The advocacy groups say these changes would improve student performance in a state that ranks near or at the bottom in most national surveys on public education.
As it stands, the plaintiffs say, state government is not doing enough to help schoolchildren who are most likely to fail or drop out. These include special-education students, English-language learners and those who are economically disadvantaged.
The state has called witnesses who have argued that money will not necessarily make a difference and that the state has implemented a number of reforms that are helping.

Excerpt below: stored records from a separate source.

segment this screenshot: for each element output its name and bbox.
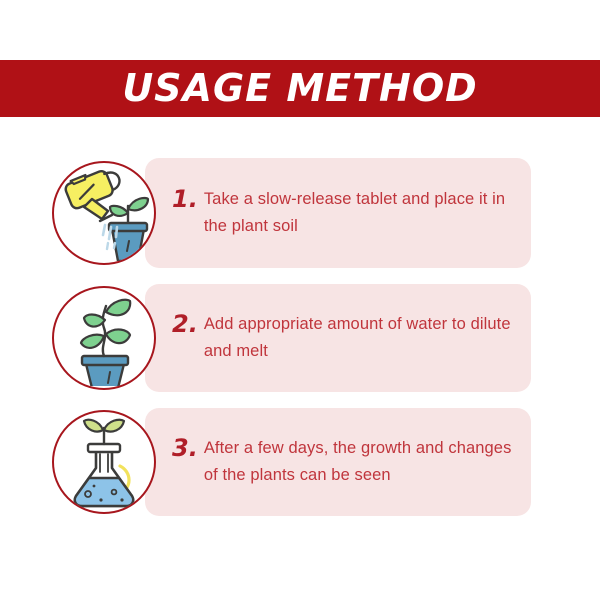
step-description: Take a slow-release tablet and place it … (204, 186, 520, 240)
step-number: 1. (172, 186, 198, 213)
step-text: 1. Take a slow-release tablet and place … (172, 186, 520, 240)
step-number: 2. (172, 311, 198, 338)
step-text: 3. After a few days, the growth and chan… (172, 435, 520, 489)
step-description: Add appropriate amount of water to dilut… (204, 311, 520, 365)
step-number: 3. (172, 435, 198, 462)
steps-list: 1. Take a slow-release tablet and place … (0, 0, 600, 600)
watering-can-seedling-glyph (56, 165, 152, 261)
flask-sprout-icon (52, 410, 156, 514)
watering-can-seedling-icon (52, 161, 156, 265)
step-text: 2. Add appropriate amount of water to di… (172, 311, 520, 365)
potted-plant-glyph (56, 290, 152, 386)
step-item: 1. Take a slow-release tablet and place … (0, 158, 600, 268)
usage-method-infographic: USAGE METHOD (0, 0, 600, 600)
step-item: 2. Add appropriate amount of water to di… (0, 284, 600, 392)
step-item: 3. After a few days, the growth and chan… (0, 408, 600, 516)
potted-plant-icon (52, 286, 156, 390)
flask-sprout-glyph (56, 414, 152, 510)
step-description: After a few days, the growth and changes… (204, 435, 520, 489)
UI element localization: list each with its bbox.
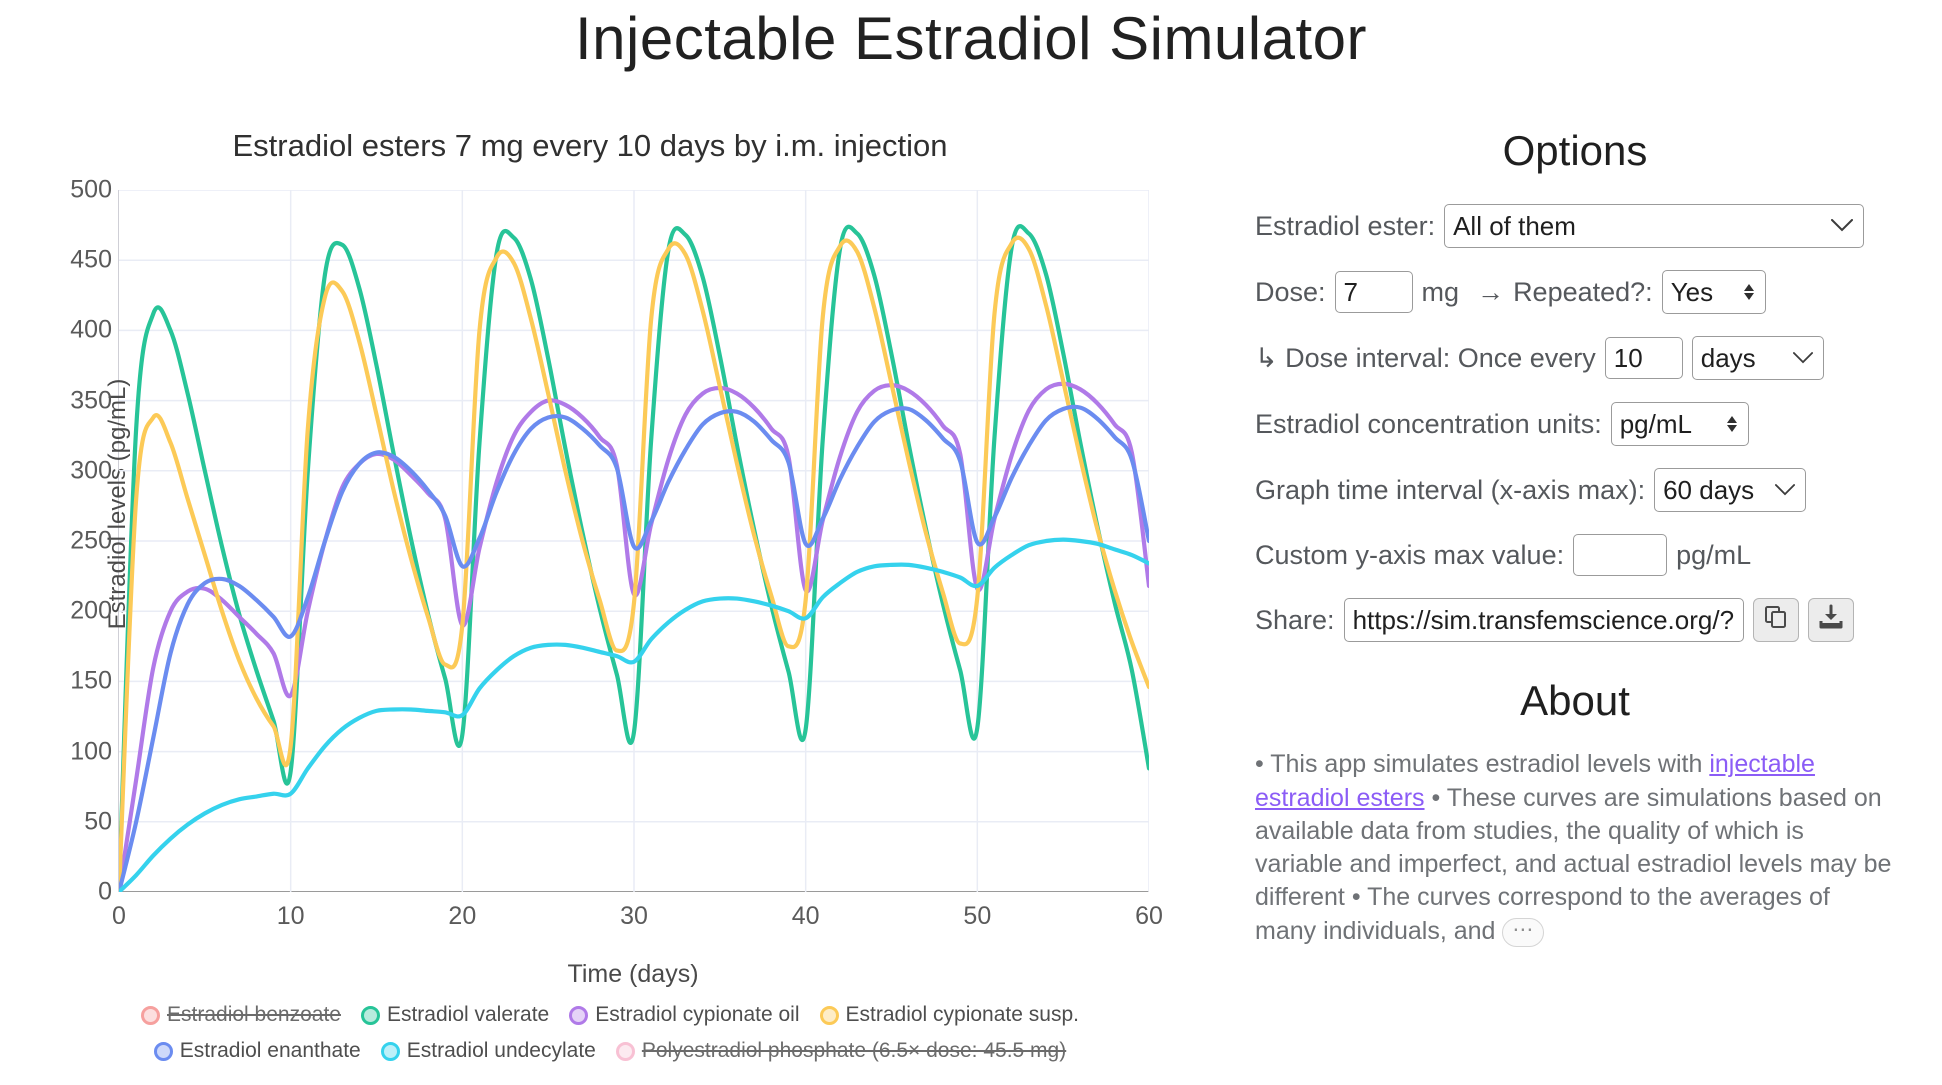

Hanushek, for example, said that based on National Assessment of Educational Progress standardized test results, low-income New Mexico students in the eighth grade made gains from 24 percent to 34 percent in math proficiency between 2003 and 2015.
But under cross-examination by Marisa Bono, a lawyer for those who say the state government isn’t doing its job, Hanushek agreed that other standardized test results show that the academic performance of low-income students in New Mexico has stagnated or declined.
Of the studies that counter his argument, he said, “Much of science is focused on how to beat down the other [side’s] studies,” a line that drew laughter.
Friday will be the last day of the trial, which will cost the state more than $3.6 million, according to the Legislative Finance Committee. The plaintiffs called 38 witnesses and the defense 27.
Paul Aguilar, New Mexico’s deputy secretary of education, is scheduled to testify Friday. Former state Education Secretary Hanna Skandera will not testify. Singleton decided Skandera was not needed because she resigned from office two months ago and several high-ranking representatives from the Public Education Department have already testified for the defense.
Singleton will not hear closing arguments. Rather, she has asked both sides to submit briefs for her to read, a process that could take several months. She said it is unlikely she will make a decision until near the end of the year.